Nearly one million Rohingya live in the biggest refugee camp in the world in Bangladesh, having fled genocide in Myanmar. Most of them arrived between 2016 – 2017 when their homes were burnt by the Myanmar military and at least 10,000 men, women and children were killed. In September 2019, The Bangladesh Parliamentary Standing Committee on Defence recommended building a security fence around the camps and then the Bangladesh Home Minister Asaduzzaman Khan made a statement to say that barbed wire fencing with watchtowers and CCTV cameras would be installed.
In September 2019, HRW warned Bangladesh authorities that the fence "places them at serious risk should they need to evacuate in an emergency or obtain emergency medical and other humanitarian services."

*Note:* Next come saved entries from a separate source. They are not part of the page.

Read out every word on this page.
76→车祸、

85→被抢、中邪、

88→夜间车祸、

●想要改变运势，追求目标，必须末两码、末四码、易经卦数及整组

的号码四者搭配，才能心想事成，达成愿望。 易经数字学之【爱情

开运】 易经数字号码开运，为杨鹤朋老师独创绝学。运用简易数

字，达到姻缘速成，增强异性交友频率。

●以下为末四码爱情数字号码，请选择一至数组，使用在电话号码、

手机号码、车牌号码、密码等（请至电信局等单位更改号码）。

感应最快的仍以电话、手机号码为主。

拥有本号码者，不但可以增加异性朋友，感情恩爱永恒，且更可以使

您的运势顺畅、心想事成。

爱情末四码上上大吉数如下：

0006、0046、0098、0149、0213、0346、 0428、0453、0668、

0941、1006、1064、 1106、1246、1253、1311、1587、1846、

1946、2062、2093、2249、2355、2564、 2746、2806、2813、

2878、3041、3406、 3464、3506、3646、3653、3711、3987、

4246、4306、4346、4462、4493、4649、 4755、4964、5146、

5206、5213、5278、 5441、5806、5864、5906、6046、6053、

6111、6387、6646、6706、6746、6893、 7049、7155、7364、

In March 2021 over 20 INGOs that operate in the camps put out a joint statement following the fire, expressing their concerns regarding the barbed wire fence:
"We are especially horrified by accounts shared with us by Rohingya refugees, who told us they were trapped and unable to reach safety due to the fencing that now encloses the camps and, in some instances, had to cut an opening through the barbed wire fence to survive. The fencing hampered the ability of refugees to escape and caused significant delays to fire services. Fleeing in these circumstances is even more difficult, if not impossible, for refugees with disabilities. The delays contributed to greater damage to the homes, learning centers and health facilities, upon which the refugees rely, particularly in one camp where everything was destroyed."
HRW said, “Refugees have horrifying accounts of being trapped inside barbed wire fencing as the fire swept through the Rohingya refugee camps. The authorities should immediately take down all fencing around the camps and make public the outcome of its investigation into the fire’s cause.”